A soja foi pressionada por vendas especulativas e encerrou o pregão desta quinta-feira com perdas moderadas na bolsa de Chicago. O resultado das vendas semanais norte americanas foi até animador, vindo perto das 3,0 milhões de toneladas e superando as expectativas do mercado, mas no decorrer da jornada o farelo voltou a perder terreno e recuou cerca de 1%, o que acabou pressionando as cotações do grão. As previsões climáticas mostram grandes acúmulos de chuvas para a região central do Brasil, com o baixo índice pluviométrico ainda ficando restrito à Argentina e ao extremo Sul brasileiro. O número de esmagamento abaixo do esperado nos EUA em novembro, conforma a Associação Nacional das Processadoras de Óleos Vegetais (NOPA na sigla em inglês) também serviu como fator negativo, além da
valorização do dólar ante algumas moedas, e como resultado ao fim do dia o grão caía 8,75 centavos.


O milho foi influenciado positivamente pelos ganhos do trigo e encerrou o pregão desta quintafeira com altas leves na bolsa de Chicago. No geral o mercado segue de lado, sem motivos suficientes para despertar algum interesse mais intenso de compra ou venda por parte dos investidores. Além disso, com o fim do ano se aproximando alguns fundos vão diminuindo sua exposição, o que também contribui para reduzir a liquidez do mercado e deixar o mercado mais lateralizado. Ao fim da jornada o contrato de março do grão subia leves 3,00 centavos.

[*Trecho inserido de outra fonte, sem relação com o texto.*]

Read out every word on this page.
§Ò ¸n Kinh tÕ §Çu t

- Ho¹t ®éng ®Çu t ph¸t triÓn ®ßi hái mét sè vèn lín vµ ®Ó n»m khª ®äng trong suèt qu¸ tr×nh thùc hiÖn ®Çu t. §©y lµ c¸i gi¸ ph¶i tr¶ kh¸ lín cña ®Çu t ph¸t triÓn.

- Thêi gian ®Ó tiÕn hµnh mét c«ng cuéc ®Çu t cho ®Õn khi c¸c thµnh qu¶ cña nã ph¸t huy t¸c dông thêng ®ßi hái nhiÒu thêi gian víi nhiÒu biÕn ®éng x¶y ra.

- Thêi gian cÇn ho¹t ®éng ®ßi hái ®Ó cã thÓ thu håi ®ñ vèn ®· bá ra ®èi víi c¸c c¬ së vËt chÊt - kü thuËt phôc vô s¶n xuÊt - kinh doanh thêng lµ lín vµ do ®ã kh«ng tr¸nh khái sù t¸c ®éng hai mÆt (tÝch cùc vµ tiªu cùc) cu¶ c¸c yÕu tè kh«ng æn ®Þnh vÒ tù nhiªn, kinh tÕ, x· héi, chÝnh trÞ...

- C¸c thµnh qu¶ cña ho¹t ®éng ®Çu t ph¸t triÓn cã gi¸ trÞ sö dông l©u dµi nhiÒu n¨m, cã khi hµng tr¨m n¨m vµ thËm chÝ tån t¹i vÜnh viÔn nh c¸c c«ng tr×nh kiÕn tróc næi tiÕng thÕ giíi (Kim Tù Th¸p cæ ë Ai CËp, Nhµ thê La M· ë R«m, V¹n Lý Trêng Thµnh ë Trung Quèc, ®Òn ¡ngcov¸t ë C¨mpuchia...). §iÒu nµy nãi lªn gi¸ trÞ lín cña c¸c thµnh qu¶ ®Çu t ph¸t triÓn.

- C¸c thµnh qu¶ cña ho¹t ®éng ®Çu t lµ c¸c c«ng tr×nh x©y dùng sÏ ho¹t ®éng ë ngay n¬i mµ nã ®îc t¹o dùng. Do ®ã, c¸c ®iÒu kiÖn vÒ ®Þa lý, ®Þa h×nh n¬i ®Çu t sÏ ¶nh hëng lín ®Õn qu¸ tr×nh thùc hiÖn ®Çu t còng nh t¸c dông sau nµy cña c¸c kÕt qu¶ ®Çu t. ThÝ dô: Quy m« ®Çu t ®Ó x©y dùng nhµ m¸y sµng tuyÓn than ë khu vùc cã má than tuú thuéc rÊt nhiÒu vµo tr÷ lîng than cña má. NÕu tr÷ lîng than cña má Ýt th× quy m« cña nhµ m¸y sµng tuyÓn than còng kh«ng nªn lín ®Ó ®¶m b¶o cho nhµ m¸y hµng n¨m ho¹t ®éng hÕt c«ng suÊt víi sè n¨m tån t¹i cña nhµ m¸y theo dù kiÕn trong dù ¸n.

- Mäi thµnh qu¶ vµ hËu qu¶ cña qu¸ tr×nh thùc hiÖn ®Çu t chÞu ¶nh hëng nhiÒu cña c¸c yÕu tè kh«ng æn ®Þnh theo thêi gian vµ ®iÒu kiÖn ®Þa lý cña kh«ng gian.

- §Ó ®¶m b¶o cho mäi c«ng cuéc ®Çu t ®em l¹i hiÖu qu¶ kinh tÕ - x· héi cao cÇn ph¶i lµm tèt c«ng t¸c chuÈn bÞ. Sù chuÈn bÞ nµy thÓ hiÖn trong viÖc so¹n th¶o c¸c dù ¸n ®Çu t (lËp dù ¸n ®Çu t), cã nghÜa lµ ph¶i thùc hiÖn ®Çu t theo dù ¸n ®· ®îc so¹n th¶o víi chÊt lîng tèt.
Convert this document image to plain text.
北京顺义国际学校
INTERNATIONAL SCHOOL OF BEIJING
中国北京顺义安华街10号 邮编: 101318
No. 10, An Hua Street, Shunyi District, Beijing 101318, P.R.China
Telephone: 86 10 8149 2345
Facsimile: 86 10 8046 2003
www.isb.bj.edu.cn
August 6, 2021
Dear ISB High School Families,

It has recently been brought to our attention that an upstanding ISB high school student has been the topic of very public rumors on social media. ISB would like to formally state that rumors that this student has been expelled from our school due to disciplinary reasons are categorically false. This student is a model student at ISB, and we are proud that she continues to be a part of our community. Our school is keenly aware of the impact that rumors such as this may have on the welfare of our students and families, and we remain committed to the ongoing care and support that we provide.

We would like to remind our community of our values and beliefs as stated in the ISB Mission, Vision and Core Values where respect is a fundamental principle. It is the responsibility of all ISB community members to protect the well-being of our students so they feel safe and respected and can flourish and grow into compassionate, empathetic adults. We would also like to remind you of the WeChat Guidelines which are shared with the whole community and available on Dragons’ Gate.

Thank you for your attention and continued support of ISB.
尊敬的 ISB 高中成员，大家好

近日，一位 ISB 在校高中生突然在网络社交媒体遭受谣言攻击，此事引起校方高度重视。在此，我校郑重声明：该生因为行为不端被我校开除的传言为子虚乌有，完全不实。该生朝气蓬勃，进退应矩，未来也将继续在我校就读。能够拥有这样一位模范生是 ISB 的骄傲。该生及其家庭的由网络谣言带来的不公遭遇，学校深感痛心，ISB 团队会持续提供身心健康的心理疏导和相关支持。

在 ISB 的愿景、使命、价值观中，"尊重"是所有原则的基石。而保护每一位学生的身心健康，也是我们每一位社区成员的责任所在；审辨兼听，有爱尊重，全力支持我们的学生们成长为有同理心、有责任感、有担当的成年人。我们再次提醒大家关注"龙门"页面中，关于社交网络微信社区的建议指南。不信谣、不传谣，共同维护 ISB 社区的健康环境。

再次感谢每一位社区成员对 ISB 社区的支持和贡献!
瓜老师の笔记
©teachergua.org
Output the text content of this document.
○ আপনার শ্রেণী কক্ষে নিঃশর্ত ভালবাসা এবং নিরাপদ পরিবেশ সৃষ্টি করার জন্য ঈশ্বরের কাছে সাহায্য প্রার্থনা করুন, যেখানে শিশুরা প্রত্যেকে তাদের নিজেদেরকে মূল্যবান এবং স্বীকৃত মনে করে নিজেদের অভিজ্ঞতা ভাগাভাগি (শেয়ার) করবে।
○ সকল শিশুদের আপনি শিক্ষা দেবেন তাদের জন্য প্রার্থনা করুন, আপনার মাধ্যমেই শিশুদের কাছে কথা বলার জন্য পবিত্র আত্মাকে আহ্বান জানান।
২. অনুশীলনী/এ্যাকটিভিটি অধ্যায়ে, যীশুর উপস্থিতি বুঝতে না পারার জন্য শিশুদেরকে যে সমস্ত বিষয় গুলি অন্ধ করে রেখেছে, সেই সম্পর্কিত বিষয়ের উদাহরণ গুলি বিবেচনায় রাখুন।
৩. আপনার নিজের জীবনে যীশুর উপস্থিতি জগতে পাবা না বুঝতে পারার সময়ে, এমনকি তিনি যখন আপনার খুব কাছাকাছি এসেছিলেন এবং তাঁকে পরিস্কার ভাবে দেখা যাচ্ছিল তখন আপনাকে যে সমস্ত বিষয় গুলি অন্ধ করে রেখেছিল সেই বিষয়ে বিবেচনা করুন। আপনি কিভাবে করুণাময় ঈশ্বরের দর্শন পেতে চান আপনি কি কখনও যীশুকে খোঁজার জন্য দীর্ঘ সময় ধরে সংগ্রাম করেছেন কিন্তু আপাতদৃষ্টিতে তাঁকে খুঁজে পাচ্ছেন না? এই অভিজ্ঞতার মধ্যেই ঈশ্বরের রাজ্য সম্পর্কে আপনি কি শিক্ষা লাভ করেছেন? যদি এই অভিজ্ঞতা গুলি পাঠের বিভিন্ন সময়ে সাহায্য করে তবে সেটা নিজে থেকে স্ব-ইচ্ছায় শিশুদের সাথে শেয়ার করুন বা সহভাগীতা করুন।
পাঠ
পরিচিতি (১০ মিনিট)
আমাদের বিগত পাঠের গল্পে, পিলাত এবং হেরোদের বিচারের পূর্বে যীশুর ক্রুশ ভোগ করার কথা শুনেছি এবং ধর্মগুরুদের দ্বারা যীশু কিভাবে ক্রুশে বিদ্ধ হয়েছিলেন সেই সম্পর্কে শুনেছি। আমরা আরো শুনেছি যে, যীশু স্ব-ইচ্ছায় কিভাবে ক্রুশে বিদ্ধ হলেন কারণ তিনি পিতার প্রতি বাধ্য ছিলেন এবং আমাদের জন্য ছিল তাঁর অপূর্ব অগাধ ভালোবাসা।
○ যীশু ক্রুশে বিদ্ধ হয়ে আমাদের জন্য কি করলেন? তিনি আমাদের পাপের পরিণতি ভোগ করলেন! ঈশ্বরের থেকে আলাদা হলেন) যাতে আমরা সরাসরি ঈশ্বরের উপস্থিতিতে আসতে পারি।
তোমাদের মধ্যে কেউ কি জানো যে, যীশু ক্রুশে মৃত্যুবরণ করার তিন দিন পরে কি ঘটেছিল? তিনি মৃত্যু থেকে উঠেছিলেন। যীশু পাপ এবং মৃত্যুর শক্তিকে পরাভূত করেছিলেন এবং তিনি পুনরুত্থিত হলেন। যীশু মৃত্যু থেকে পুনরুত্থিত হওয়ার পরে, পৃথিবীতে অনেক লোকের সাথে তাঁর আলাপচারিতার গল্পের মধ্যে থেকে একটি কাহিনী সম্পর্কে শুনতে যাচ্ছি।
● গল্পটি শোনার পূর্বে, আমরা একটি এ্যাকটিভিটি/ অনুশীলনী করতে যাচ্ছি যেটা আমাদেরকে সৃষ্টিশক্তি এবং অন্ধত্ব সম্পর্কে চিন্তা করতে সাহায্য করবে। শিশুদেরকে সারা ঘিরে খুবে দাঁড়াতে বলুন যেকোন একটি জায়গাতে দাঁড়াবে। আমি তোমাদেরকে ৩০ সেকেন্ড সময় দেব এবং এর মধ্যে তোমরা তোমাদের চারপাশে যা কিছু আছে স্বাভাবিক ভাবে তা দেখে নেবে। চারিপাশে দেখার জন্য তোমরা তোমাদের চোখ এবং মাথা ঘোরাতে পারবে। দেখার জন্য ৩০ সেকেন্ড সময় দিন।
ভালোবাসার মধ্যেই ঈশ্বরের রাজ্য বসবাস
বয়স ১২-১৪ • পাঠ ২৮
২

O trigo encontrou um pouco de suporte no resultado considerado animador das vendas semanais dos EUA e encerrou o pregão desta quinta-feira com ganhos moderados nas bolsas norte americanas. Depois de ter apanhado bastante nas últimas semanas o cereal parece ter encontrado um ponto de equilíbrio temporário na faixa dos Us$ 7,50, e o resultado um pouco mais expressivo das exportações dos EUA sinaliza que o trigo norte americano caiu o suficiente para despertar interesse comprador externo. Ao fim do dia o março subia 8,00 centavos na CBOT e 10,25 na KCBT.